| NEW YORK
NEW YORK Dow Chemical Co (DOW.N) posted a surprise first-quarter profit on Thursday, helped by cost reductions, gains in its agricultural segment and lower raw material costs, sending its shares up as much as 20 percent.
In a conference call, Chief Executive Andrew Liveris said he was looking at partnerships in Kuwait similar in scope to Dow's failed K-Dow venture with an investment arm of the country's government and is planning to sell or spin off the company's high flying agricultural unit.
Earlier in the day, Dow, the second-largest U.S. chemical company behind DuPont (DD.N) in terms of market capitalization, reported net income of $24 million, or 3 cents a share, down from $941 million, or 99 cents a share, a year ago.
Excluding items, Dow earned 12 cents a share, compared with the loss of 20 cents expected by analysts, according to Reuters Estimates.
Sales fell 39 percent to $9.09 billion, while the analysts' average forecast was $11.61 billion.
"It all comes down to cost management. Most people thought that their revenues will decline more rapidly than their costs. And to me that was the biggest source of the beat," Analyst Hassan Ahmed of HSBC Securities told Reuters.
Chemical companies have been hurt by the weakening economy as demand from industries they supply, such as autos, housing and electronics, has fallen drastically.
In December, Dow said it would close 20 facilities, divest several businesses and cut 5,000 jobs to deal with the global slump.
"Since December we have delivered about half of the 5,000 commitment to reduce our global workforce, and we are 17 percent ahead of our planned savings," Liveris said.
The company said it had cut spending by $270 million in the quarter from a year earlier, and that purchased feedstock and energy costs were down 49 percent.
Dow has been under pressure to sell assets and raise much-needed cash following it acquisition of Rohm and Haas.
The company agreed to buy Rohm and Haas last year but balked after the $17 4 billion K-Dow venture with Kuwait fell apart.
That acquisition was completed earlier this month after Rohm and Haas sued Dow.
On the same day of closing the acquisition, Dow sold the Rohm and Haas salt business, Morton Salt, to Germany's K+S AG SDFG.DE in a $1.68 billion deal that it expects to close in mid-2009.
Dow said it was also planning to divest Rohm and Haas' powder coatings business, and several other businesses including the agriculture business.
The agriculture business has been the most steady in Dow's portfolio and has helped stabilize earnings over the last several quarters.
"What I am confused about is that they emphasized they wanted to make their business all around more stable and less volatile," Morningstar analyst Annie Sorich told Reuters.

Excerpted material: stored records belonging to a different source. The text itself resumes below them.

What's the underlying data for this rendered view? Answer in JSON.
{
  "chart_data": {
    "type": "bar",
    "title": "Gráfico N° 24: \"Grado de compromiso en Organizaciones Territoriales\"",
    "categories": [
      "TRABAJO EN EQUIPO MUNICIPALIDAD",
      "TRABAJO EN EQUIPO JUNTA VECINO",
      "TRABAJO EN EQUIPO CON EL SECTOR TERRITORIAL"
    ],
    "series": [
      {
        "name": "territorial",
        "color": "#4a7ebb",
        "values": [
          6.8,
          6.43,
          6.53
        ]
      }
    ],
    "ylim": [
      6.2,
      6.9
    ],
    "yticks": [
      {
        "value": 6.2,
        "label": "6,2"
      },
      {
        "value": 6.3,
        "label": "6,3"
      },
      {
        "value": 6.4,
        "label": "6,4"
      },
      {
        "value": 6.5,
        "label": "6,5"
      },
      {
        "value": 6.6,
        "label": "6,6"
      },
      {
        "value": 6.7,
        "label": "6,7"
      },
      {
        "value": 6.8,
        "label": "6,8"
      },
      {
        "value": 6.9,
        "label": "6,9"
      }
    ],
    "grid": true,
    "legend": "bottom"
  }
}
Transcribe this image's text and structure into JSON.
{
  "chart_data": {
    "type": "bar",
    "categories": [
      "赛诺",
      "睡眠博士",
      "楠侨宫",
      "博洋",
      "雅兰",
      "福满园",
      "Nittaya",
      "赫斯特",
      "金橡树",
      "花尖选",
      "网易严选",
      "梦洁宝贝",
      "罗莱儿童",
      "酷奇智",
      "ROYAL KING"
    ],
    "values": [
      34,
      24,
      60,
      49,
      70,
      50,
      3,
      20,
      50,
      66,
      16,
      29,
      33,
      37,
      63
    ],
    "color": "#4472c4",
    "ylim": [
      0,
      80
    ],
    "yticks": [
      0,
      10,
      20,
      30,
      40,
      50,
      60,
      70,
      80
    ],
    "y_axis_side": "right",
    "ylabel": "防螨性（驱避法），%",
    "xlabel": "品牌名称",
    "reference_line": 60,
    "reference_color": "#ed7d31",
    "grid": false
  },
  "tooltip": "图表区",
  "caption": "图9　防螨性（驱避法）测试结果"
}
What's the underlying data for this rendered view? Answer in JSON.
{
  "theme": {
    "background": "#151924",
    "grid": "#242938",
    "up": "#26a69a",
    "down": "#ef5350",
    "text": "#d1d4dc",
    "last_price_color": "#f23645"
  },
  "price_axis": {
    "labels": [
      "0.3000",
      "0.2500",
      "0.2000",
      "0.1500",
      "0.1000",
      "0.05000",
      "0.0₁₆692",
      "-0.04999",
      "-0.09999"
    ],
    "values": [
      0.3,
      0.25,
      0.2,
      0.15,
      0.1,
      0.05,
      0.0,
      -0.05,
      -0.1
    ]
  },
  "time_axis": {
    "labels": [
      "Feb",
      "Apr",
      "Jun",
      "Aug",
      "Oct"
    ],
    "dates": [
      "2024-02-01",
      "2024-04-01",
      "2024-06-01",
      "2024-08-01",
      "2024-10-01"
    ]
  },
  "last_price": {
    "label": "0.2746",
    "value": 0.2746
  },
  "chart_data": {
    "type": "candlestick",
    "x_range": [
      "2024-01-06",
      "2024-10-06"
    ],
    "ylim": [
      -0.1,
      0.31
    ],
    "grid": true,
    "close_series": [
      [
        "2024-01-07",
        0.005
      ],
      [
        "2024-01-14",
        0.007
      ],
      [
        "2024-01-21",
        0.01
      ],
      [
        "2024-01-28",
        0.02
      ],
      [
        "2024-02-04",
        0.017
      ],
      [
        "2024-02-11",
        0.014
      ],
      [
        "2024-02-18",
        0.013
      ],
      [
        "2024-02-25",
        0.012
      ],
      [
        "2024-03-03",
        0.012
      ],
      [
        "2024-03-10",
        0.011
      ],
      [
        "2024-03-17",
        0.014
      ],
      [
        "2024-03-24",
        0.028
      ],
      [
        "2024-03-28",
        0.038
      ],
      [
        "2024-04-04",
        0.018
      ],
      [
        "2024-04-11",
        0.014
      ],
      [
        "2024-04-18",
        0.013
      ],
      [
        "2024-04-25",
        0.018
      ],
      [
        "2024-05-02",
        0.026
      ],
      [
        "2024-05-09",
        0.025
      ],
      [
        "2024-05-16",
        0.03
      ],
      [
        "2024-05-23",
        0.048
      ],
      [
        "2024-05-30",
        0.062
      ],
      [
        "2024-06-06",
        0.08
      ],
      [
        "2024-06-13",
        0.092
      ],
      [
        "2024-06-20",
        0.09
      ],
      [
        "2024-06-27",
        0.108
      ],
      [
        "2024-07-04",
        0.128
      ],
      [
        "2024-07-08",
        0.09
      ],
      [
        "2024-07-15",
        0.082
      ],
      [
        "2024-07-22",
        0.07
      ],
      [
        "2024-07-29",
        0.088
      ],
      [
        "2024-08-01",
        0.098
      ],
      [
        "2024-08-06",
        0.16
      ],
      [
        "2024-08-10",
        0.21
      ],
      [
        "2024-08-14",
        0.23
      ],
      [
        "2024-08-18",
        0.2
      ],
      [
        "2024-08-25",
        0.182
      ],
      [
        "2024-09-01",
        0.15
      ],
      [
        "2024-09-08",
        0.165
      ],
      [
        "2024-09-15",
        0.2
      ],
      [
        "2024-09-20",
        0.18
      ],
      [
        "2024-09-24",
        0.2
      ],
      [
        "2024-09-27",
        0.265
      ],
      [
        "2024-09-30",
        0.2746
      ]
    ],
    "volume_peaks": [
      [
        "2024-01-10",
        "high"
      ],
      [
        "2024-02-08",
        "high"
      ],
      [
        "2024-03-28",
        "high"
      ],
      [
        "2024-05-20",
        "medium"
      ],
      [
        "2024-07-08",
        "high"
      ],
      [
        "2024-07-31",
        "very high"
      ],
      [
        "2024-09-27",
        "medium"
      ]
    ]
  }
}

"So if that's the long term goal then divesting the agro science business does not make sense."
However, Sorich noted that agro science is the only bright spot in the economy at this point and selling the agro science business will be the right thing to do if the company gets a good price.
Dow said the total value of all the previous and planned divestitures would be about $25 billion.
The company also said it was looking at new partnerships in Kuwait.
"While outreach and dialogue continues with our Kuwaiti partners, there are other parallel negotiations that are ongoing with two other state-owned resource owners on an equivalent basis with a similar scope of the original K-Dow venture," CEO Liveris said.
The company said there are some signs that the pace of global economic decline is moderating but noted that it was not counting on material improvements in economic conditions in the near term.
"We believe the rate of decline of the key economic indicators such as industrial production and consumer spending has in fact slowed," CEO Liveris said in the conference call.
"However, lower business spending, weak manufacturing activity, and growing unemployment warrants a cautious approach in the near term," he added.
Liveris also said he is hopeful that there will be a return to positive growth in the United States in the second half of 2009 as economic stimulus spending ramps up.
Shares of Dow were trading up 16.6 percent at $15.75 on the New York Stock Exchange. They were up about 20 percent and touched a high of $16.19 earlier in the day.